Javier Flórez

Personal information
- Full name: Javier Antonio Flórez Valoyes
- Date of birth: 18 May 1982 (age 43)
- Place of birth: Barranquilla, Colombia
- Position: Midfielder

Senior career*
- Years: Team / Apps / (Gls)
- 2002–2009: Junior
- 2010–2011: Atlético Bucaramanga
- 2012: Uniautónoma / 20 / (0)
- 2012–2013: Cúcuta Deportivo / 39 / (0)
- 2014: Chorrillo FC / 6 / (0)
- 2015: Boyacá Chicó / 15 / (0)

= Javier Flórez =

Colombian footballer (born 1982)

Javier Antonio Flórez Valoyes (born 18 May 1982) is a Colombian retired professional footballer.

==Criminal case==
Flórez was jailed in 2009 for shooting dead a fan after a game. Flórez, a midfielder was playing for Junior Barranquilla against Once Caldas in a two-leg match.
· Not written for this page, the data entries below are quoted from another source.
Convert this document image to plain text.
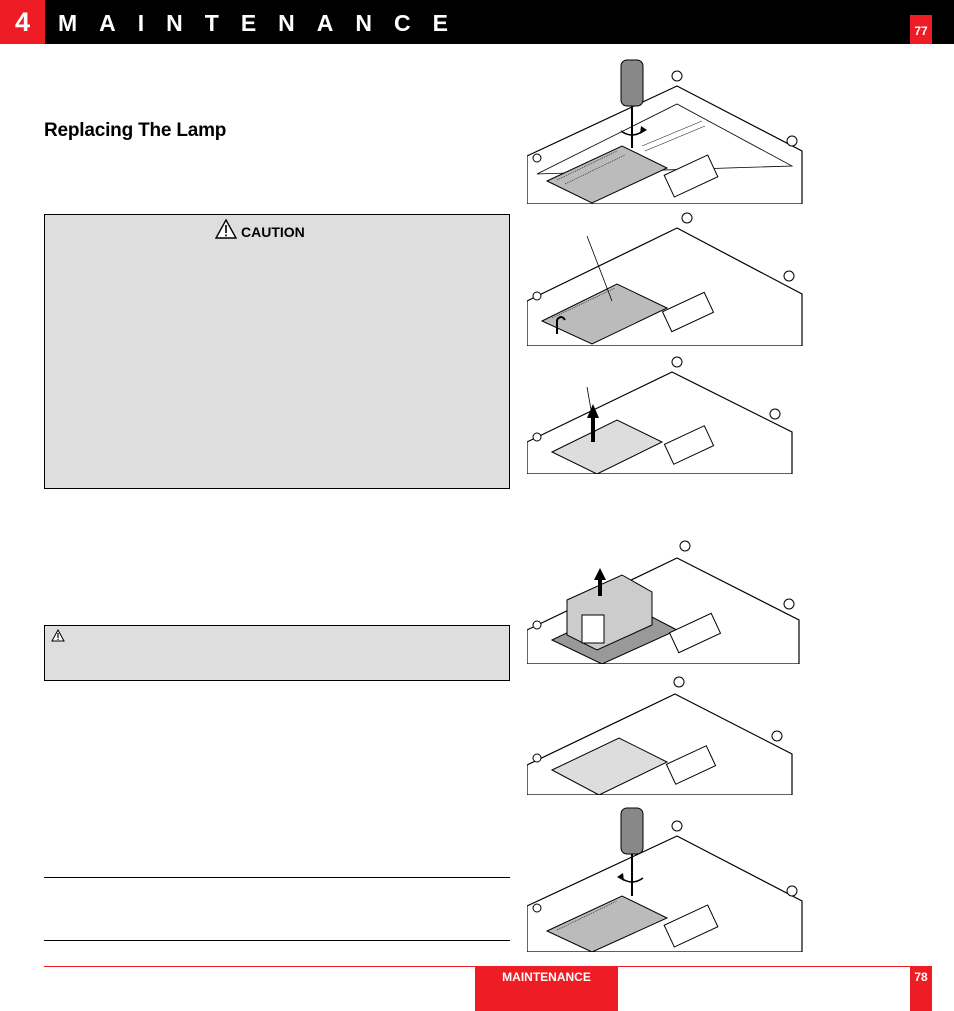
4	MAINTENANCE	77
Replacing The Lamp
CAUTION
MAINTENANCE	78
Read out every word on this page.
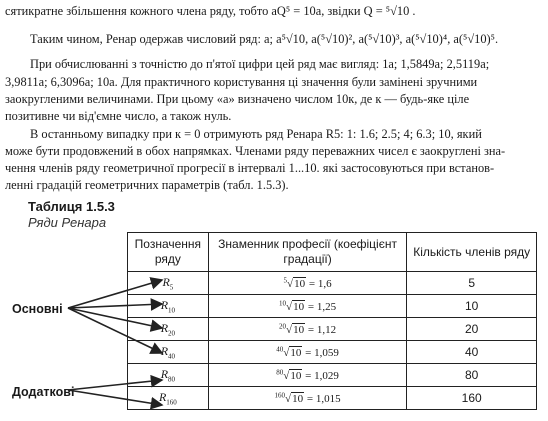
сятикратне збільшення кожного члена ряду, тобто aQ⁵ = 10a, звідки Q = ⁵√10 .
Таким чином, Ренар одержав числовий ряд: a; a⁵√10, a(⁵√10)², a(⁵√10)³, a(⁵√10)⁴, a(⁵√10)⁵.
При обчислюванні з точністю до п'ятої цифри цей ряд має вигляд: 1a; 1,5849a; 2,5119a;
3,9811a; 6,3096a; 10a. Для практичного користування ці значення були замінені зручними
заокругленими величинами. При цьому «а» визначено числом 10к, де к — будь-яке ціле
позитивне чи від'ємне число, а також нуль.
В останньому випадку при к = 0 отримують ряд Ренара R5: 1: 1.6; 2.5; 4; 6.3; 10, який
може бути продовжений в обох напрямках. Членами ряду переважних чисел є заокруглені зна-
чення членів ряду геометричної прогресії в інтервалі 1...10. які застосовуються при встанов-
ленні градацій геометричних параметрів (табл. 1.5.3).
Таблиця 1.5.3
Ряди Ренара
Позначення ряду	Знаменник професії (коефіцієнт градації)	Кількість членів ряду
$R_5$	$^5$√10 = 1,6	5
$R_{10}$	$^{10}$√10 = 1,25	10
$R_{20}$	$^{20}$√10 = 1,12	20
$R_{40}$	$^{40}$√10 = 1,059	40
$R_{80}$	$^{80}$√10 = 1,029	80
$R_{160}$	$^{160}$√10 = 1,015	160
Основні
Додаткові
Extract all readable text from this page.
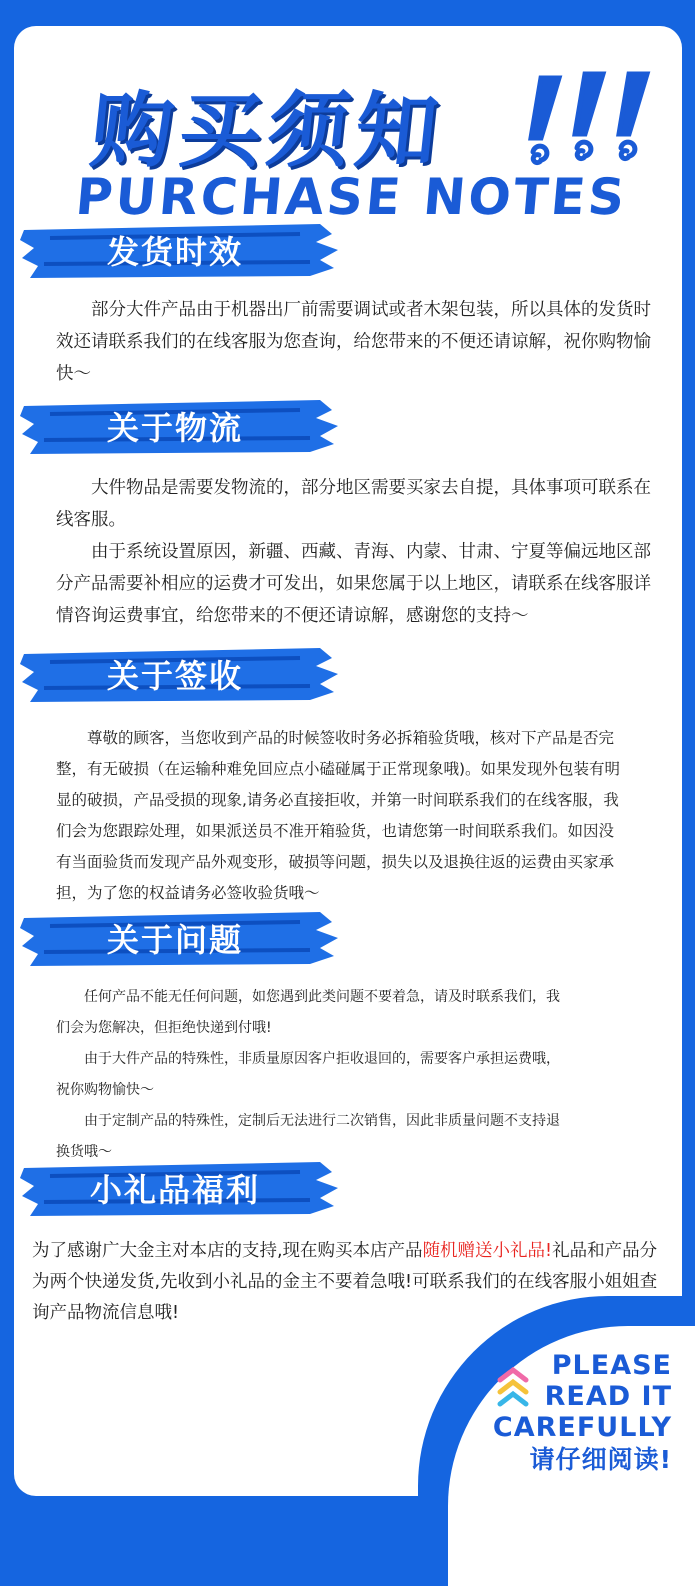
购买须知
PURCHASE NOTES
发货时效

部分大件产品由于机器出厂前需要调试或者木架包装，所以具体的发货时效还请联系我们的在线客服为您查询，给您带来的不便还请谅解，祝你购物愉快～

关于物流

大件物品是需要发物流的，部分地区需要买家去自提，具体事项可联系在线客服。

由于系统设置原因，新疆、西藏、青海、内蒙、甘肃、宁夏等偏远地区部分产品需要补相应的运费才可发出，如果您属于以上地区，请联系在线客服详情咨询运费事宜，给您带来的不便还请谅解，感谢您的支持～

关于签收

尊敬的顾客，当您收到产品的时候签收时务必拆箱验货哦，核对下产品是否完整，有无破损（在运输种难免回应点小磕碰属于正常现象哦)。如果发现外包装有明显的破损，产品受损的现象,请务必直接拒收，并第一时间联系我们的在线客服，我们会为您跟踪处理，如果派送员不准开箱验货，也请您第一时间联系我们。如因没有当面验货而发现产品外观变形，破损等问题，损失以及退换往返的运费由买家承担，为了您的权益请务必签收验货哦～

关于问题

任何产品不能无任何问题，如您遇到此类问题不要着急，请及时联系我们，我们会为您解决，但拒绝快递到付哦!

由于大件产品的特殊性，非质量原因客户拒收退回的，需要客户承担运费哦，祝你购物愉快～

由于定制产品的特殊性，定制后无法进行二次销售，因此非质量问题不支持退换货哦～

小礼品福利

为了感谢广大金主对本店的支持,现在购买本店产品随机赠送小礼品!礼品和产品分为两个快递发货,先收到小礼品的金主不要着急哦!可联系我们的在线客服小姐姐查询产品物流信息哦!

PLEASE
READ IT
CAREFULLY
请仔细阅读!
The victim, 33-year-old Israel Cantillo, was shot twice, and Flórez fled the scene.

Cantillo was a fan of Flórez's team Junior.

Flórez's lawyers agreed to pay $150 million compensation to the victim's family, and as a consequence Flórez was released from jail in September 2009.

Flórez has cited both self-defence, and being drunk, as the reasons for his crime.